Ve l’ho già detto, non è Yharnam!
Laddove Thymesia riesce a stupire piacevolmente, pur con tutti i suoi limiti di piccola produzione, è per quanto concerne il level design che, seppur non presentando chissà quali guizzi creativi, riesce a veicolare a dovere l’atmosfera della sua lore. Naturalmente, come già detto, non ci troviamo al cospetto di location particolarmente originali, ma il lavoro svolto in fase di caratterizzazione e cura per il dettaglio si lascia davvero apprezzare, anche se non manca qualche piccola caduta di stile legata ad un paio di sezioni. Comunque sia, i luoghi che ci troveremo ad attraversare saranno conditi da un level design apprezzabile, che a dispetto della contenuta estensione delle varie mappe di gioco, riesce a creare intrecci esplorativi interessanti. Buone anche le prestazioni tecniche e la grafica generale, anche in questo caso se teniamo conto del prezzo di vendita, del budget a disposizione del team e delle sue dimensioni ridotte: la grafica generale è molto piacevole, con un design di ambienti e nemici apprezzabile. Ovviamente su tutto spicca la caratterizzazione di Corvus, che può contare su di un’estetica intrigante e di un set di animazioni pregevoli e precise, oltre che ben amalgamate tra di loro. Discreta anche la fluidità dell’engine che, ad eccezione di qualche sporadica e sorvolabile incertezza, ha sempre accompagnato a dovere l’azione. Poco da dire sul fronte sonoro, invece, dato che la soundtrack decisamente anonima non è coadiuvata da alcun tipo di doppiaggio, ma solo da effetti sonori nella norma e da una localizzazione in italiano di tutti i testi.

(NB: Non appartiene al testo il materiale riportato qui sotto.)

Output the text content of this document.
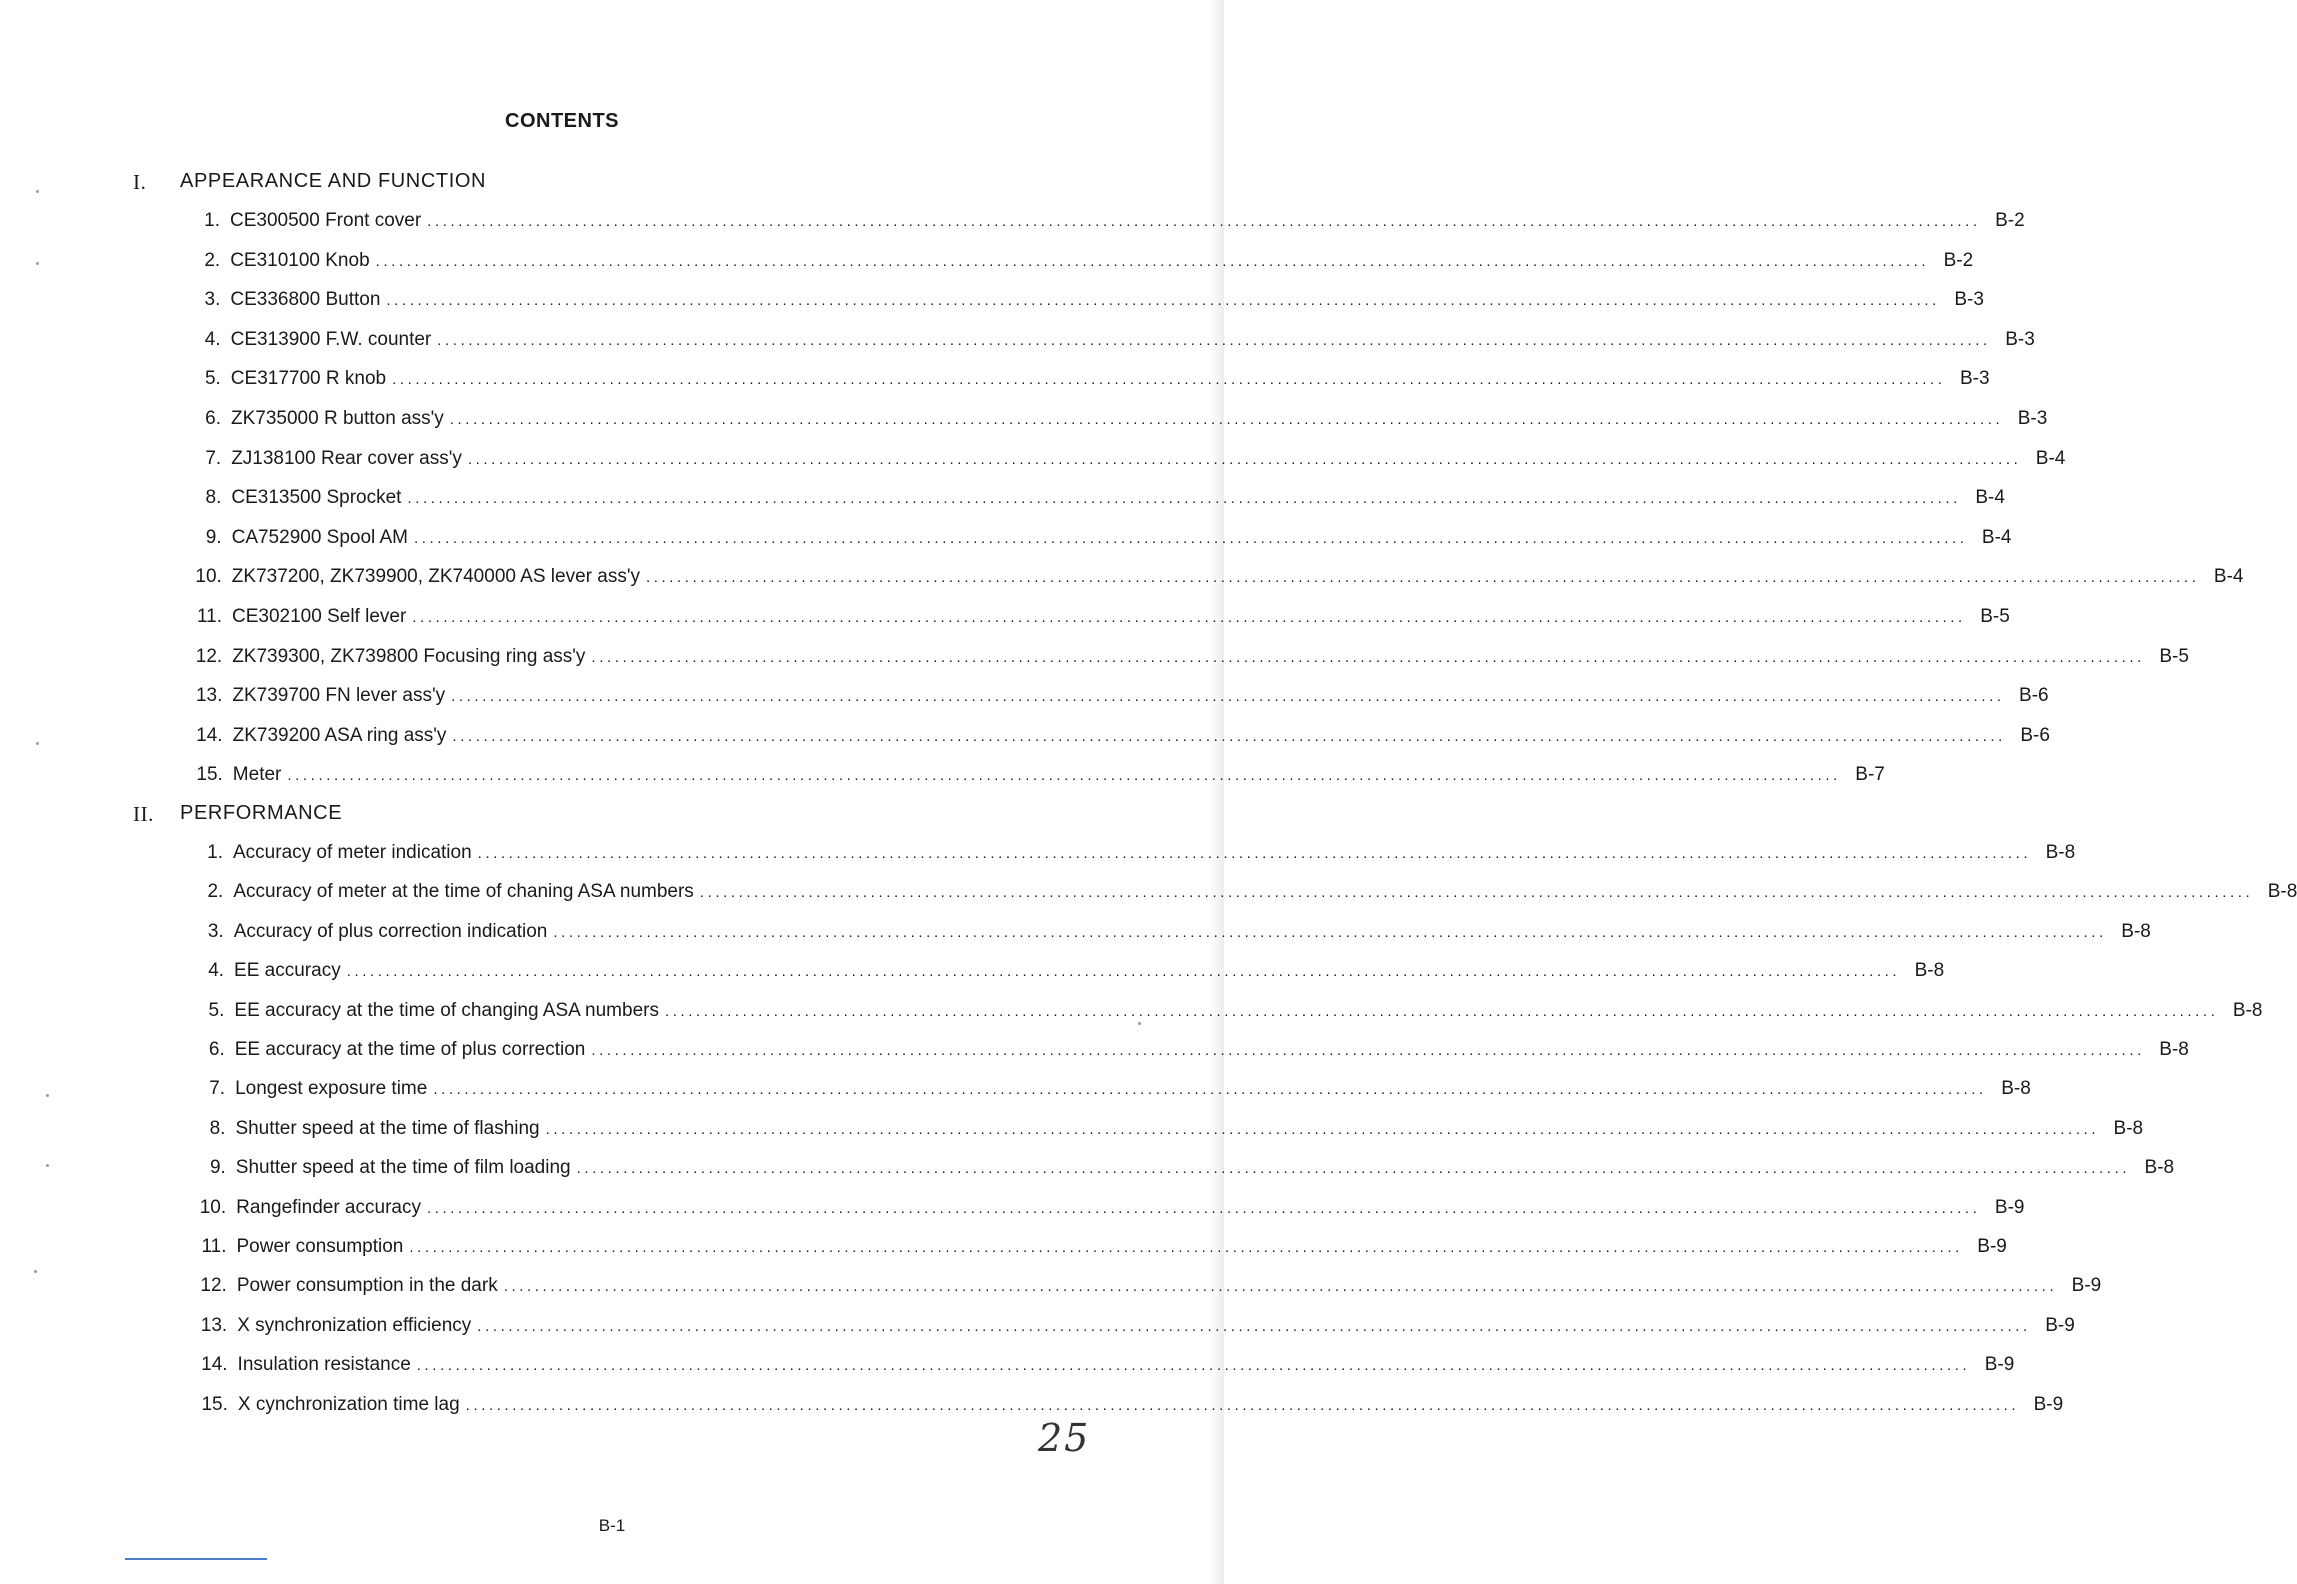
CONTENTS
I.	APPEARANCE AND FUNCTION
II.	PERFORMANCE
1. CE300500 Front cover ........................................................................................................................................................................................................ B-2
2. CE310100 Knob ........................................................................................................................................................................................................ B-2
3. CE336800 Button ........................................................................................................................................................................................................ B-3
4. CE313900 F.W. counter ........................................................................................................................................................................................................ B-3
5. CE317700 R knob ........................................................................................................................................................................................................ B-3
6. ZK735000 R button ass'y ........................................................................................................................................................................................................ B-3
7. ZJ138100 Rear cover ass'y ........................................................................................................................................................................................................ B-4
8. CE313500 Sprocket ........................................................................................................................................................................................................ B-4
9. CA752900 Spool AM ........................................................................................................................................................................................................ B-4
10. ZK737200, ZK739900, ZK740000 AS lever ass'y ........................................................................................................................................................................................................ B-4
11. CE302100 Self lever ........................................................................................................................................................................................................ B-5
12. ZK739300, ZK739800 Focusing ring ass'y ........................................................................................................................................................................................................ B-5
13. ZK739700 FN lever ass'y ........................................................................................................................................................................................................ B-6
14. ZK739200 ASA ring ass'y ........................................................................................................................................................................................................ B-6
15. Meter ........................................................................................................................................................................................................ B-7
1. Accuracy of meter indication ........................................................................................................................................................................................................ B-8
2. Accuracy of meter at the time of chaning ASA numbers ........................................................................................................................................................................................................ B-8
3. Accuracy of plus correction indication ........................................................................................................................................................................................................ B-8
4. EE accuracy ........................................................................................................................................................................................................ B-8
5. EE accuracy at the time of changing ASA numbers ........................................................................................................................................................................................................ B-8
6. EE accuracy at the time of plus correction ........................................................................................................................................................................................................ B-8
7. Longest exposure time ........................................................................................................................................................................................................ B-8
8. Shutter speed at the time of flashing ........................................................................................................................................................................................................ B-8
9. Shutter speed at the time of film loading ........................................................................................................................................................................................................ B-8
10. Rangefinder accuracy ........................................................................................................................................................................................................ B-9
11. Power consumption ........................................................................................................................................................................................................ B-9
12. Power consumption in the dark ........................................................................................................................................................................................................ B-9
13. X synchronization efficiency ........................................................................................................................................................................................................ B-9
14. Insulation resistance ........................................................................................................................................................................................................ B-9
15. X cynchronization time lag ........................................................................................................................................................................................................ B-9
25
B-1
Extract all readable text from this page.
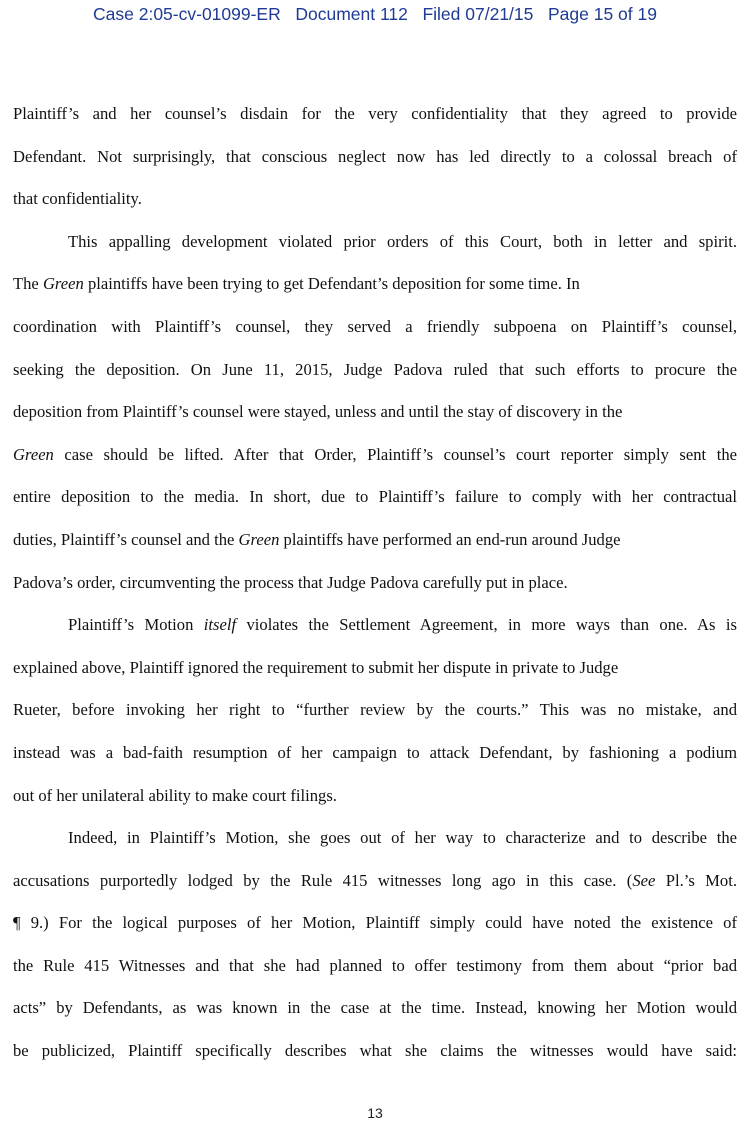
Case 2:05-cv-01099-ER Document 112 Filed 07/21/15 Page 15 of 19
Plaintiff’s and her counsel’s disdain for the very confidentiality that they agreed to provide
Defendant. Not surprisingly, that conscious neglect now has led directly to a colossal breach of
that confidentiality.
This appalling development violated prior orders of this Court, both in letter and spirit.
The Green plaintiffs have been trying to get Defendant’s deposition for some time. In
coordination with Plaintiff’s counsel, they served a friendly subpoena on Plaintiff’s counsel,
seeking the deposition. On June 11, 2015, Judge Padova ruled that such efforts to procure the
deposition from Plaintiff’s counsel were stayed, unless and until the stay of discovery in the
Green case should be lifted. After that Order, Plaintiff’s counsel’s court reporter simply sent the
entire deposition to the media. In short, due to Plaintiff’s failure to comply with her contractual
duties, Plaintiff’s counsel and the Green plaintiffs have performed an end-run around Judge
Padova’s order, circumventing the process that Judge Padova carefully put in place.
Plaintiff’s Motion itself violates the Settlement Agreement, in more ways than one. As is
explained above, Plaintiff ignored the requirement to submit her dispute in private to Judge
Rueter, before invoking her right to “further review by the courts.” This was no mistake, and
instead was a bad-faith resumption of her campaign to attack Defendant, by fashioning a podium
out of her unilateral ability to make court filings.
Indeed, in Plaintiff’s Motion, she goes out of her way to characterize and to describe the
accusations purportedly lodged by the Rule 415 witnesses long ago in this case. (See Pl.’s Mot.
¶ 9.) For the logical purposes of her Motion, Plaintiff simply could have noted the existence of
the Rule 415 Witnesses and that she had planned to offer testimony from them about “prior bad
acts” by Defendants, as was known in the case at the time. Instead, knowing her Motion would
be publicized, Plaintiff specifically describes what she claims the witnesses would have said:
13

Così come detto solo pochi giorni fa per Steelrising, anche per Thymesia uscire indenne dallo scontro con il colosso che risponde al nome di Elden Ring era decisamente impossibile. Ciò nonostante, date anche le dimensioni del progetto e del suo prezzo di commercializzazione, il debutto sulla scena videoludica dei ragazzi di OverBorder Studio può considerarsi apprezzabile. Per quanto assai derivativo in fatto a tematiche e meccaniche base, la volontà di sparigliare le carte per quanto concerne il combat system si lascia apprezzare con piacere, anche se come già indicato, almeno a livello personale, esasperare l’utilizzo del parry mi non ha fatto impazzire. Il quadro generale, per quanto piacevole e divertente, non è risultato comunque scevero di qualche ingenuità, prima tra tutte la possibilità di rompere agilmente il gioco con un paio di build specifiche. Il giovane team, comunque, ha dimostrato di saper mettere sul piatto alcune idee interessanti, che speriamo possano esprimersi ancora meglio nel prossimo lavoro.